# Помогите купить аккордеон



## altyn-ai (5 Апр 2016)

Здравствуйте, форумчане! Прошу помочь с выбором аккордеона для ученика ДМШ, 4 класс. *Нужен инструмент размера 7/8, 37/96. Какие марки посоветуете?* Учитель рекомендует искать Вельт, желательно 4-голосный, 11/5 регистров. Находили по объявлениям Стеллы, но с регистрами 5/3. Смотрела аккордеон 4-голосник, но с демпферами, тоже не понравилось учителю. Влияют ли демпфера на звучание? Есть ли 7/8 позднее Стеллы, например, Серино, Каприз?
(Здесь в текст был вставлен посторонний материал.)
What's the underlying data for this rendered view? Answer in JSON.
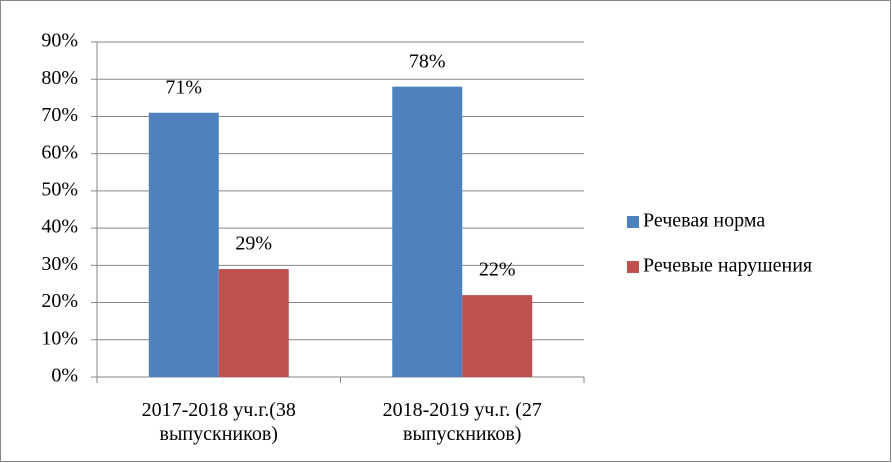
{
  "chart_data": {
    "type": "bar",
    "categories": [
      "2017-2018 уч.г.(38 выпускников)",
      "2018-2019 уч.г. (27 выпускников)"
    ],
    "series": [
      {
        "name": "Речевая норма",
        "color": "#4f81bd",
        "values": [
          71,
          78
        ],
        "value_labels": [
          "71%",
          "78%"
        ]
      },
      {
        "name": "Речевые нарушения",
        "color": "#c0504d",
        "values": [
          29,
          22
        ],
        "value_labels": [
          "29%",
          "22%"
        ]
      }
    ],
    "ylim": [
      0,
      90
    ],
    "yticks": [
      {
        "value": 0,
        "label": "0%"
      },
      {
        "value": 10,
        "label": "10%"
      },
      {
        "value": 20,
        "label": "20%"
      },
      {
        "value": 30,
        "label": "30%"
      },
      {
        "value": 40,
        "label": "40%"
      },
      {
        "value": 50,
        "label": "50%"
      },
      {
        "value": 60,
        "label": "60%"
      },
      {
        "value": 70,
        "label": "70%"
      },
      {
        "value": 80,
        "label": "80%"
      },
      {
        "value": 90,
        "label": "90%"
      }
    ],
    "grid": true,
    "legend": "right"
  }
}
Может вообще другие поискать, не Вельтмайстер? *Уважаемый Zet10*, может у Вас есть подходящий аккордеон, я не дозвонилась по телефону.


----------



## altyn-ai (5 Апр 2016)

Сейчас играем на 3/4 Стелле, уже не хватает диапазона и меха для более сложных произведений. Будет ли продолжать серьезно музыку (училище, конса), не знаю пока. Участник и лауреат местных и одного международного конкурса.


----------



## zet10 (5 Апр 2016)

Здравствуйте! Я бы посоветовал бы Вам обратить внимание на модель "Weltmeister-Consona" 7/8.Цена 20 тысяч рублей.характеристики 11/5 регистров,4-х голосный,ступенчатая дека.Консона, на порядок выше по уровню чем Стеллы,Серины и прочее... Я считаю это оптимальным вариантом.Так как 7/8 модель временная,покупается где то на пару-тройку лет,дороже не вижу смысла покупать Вам инструмент. В дальнейшем могу Вам без проблем поменять его на полный Аккордеон. Напишите мне Ваш телефон в личку и я Вам перезвоню.Вероятно если Вы звонили мне я был занят,так что перезвоните мне или сбросьте Ваш номер.


----------



## ze_go (5 Апр 2016)

zet10 (05.04.2016, 18:49) писал:


> ступенчатая дека


 неа. 
ступенька у "Ленинграда". 
у кансоны колпак с одной открытой стенкой стоит над клапанами типа фагота и типа кларнета, а сами клапана (все) стоят на одной деке...


----------



## zet10 (5 Апр 2016)

Согласен.Но все таки имитация ломаной деки какая никакая  есть.


----------



## altyn-ai (6 Апр 2016)

Лишь бы имитация не создавала проблем звучанию и эксплуатации. Выслала email, жду фотки.


----------



## zet10 (6 Апр 2016)

Отправил,смотрите почту.


----------



## altyn-ai (8 Апр 2016)

Уважаемый Юрий, можете ли прислать на мыло фотки аккордеона внутри. Преподаватель хочет посмотреть состояние голосов, мастики, залогов... У Консоны резонаторы, полагаю, деревянные?  Еще интересует Ваше мнение, лучше купить 7/8 и комфортно играть 2-3 года, потом приобрести приличный полный (S, Supita) или переждать (играя сейчас на стелле3/4), может за полгода дорастет сын до полного? Я склоняюсь к покупке 7/8.   Если сравнить 7/8-ые Вельт и Роял стандарт Метеор или Сильвана, что предпочтительней?   Простите мое незнание, не увидела на Консоне сетку или отверстия справа, как воздух выходит?   Еще один вопрос: есть ли кейсы разборные для авиаперевозки аккордеона половинками, но чтобы можно было и в один скрепить, чтобы носить инструмент на спине? Цена? Спасибо!


----------



## zet10 (8 Апр 2016)

Сегодня скину.Если не хватает диапазона,то однозначно нужно покупать 7/8,если же диапазон роли не играет то можно и переждать.Авиа чехол на такой инструмент покупать не нужно ,ибо он стоит 8 тысяч рублей,для такого инструмента считаю не рентабельно,лучше пользоваться его родным футляром.Авиа чехол можно будет купить,когда уже приобретёте себе полный,концертный,дорогой инструмент.


----------



## zet10 (9 Апр 2016)

Сегодня отправил Вам инструмент,получите Вы его через 4 дня! Надеюсь ,что инструмент понравится Вам ,Вашему ребёнку ,ну и в первую очередь педагогу!Спасибо Вам за доверие, жду Вашей  оценки инструмента,с уважением  Юрий.


----------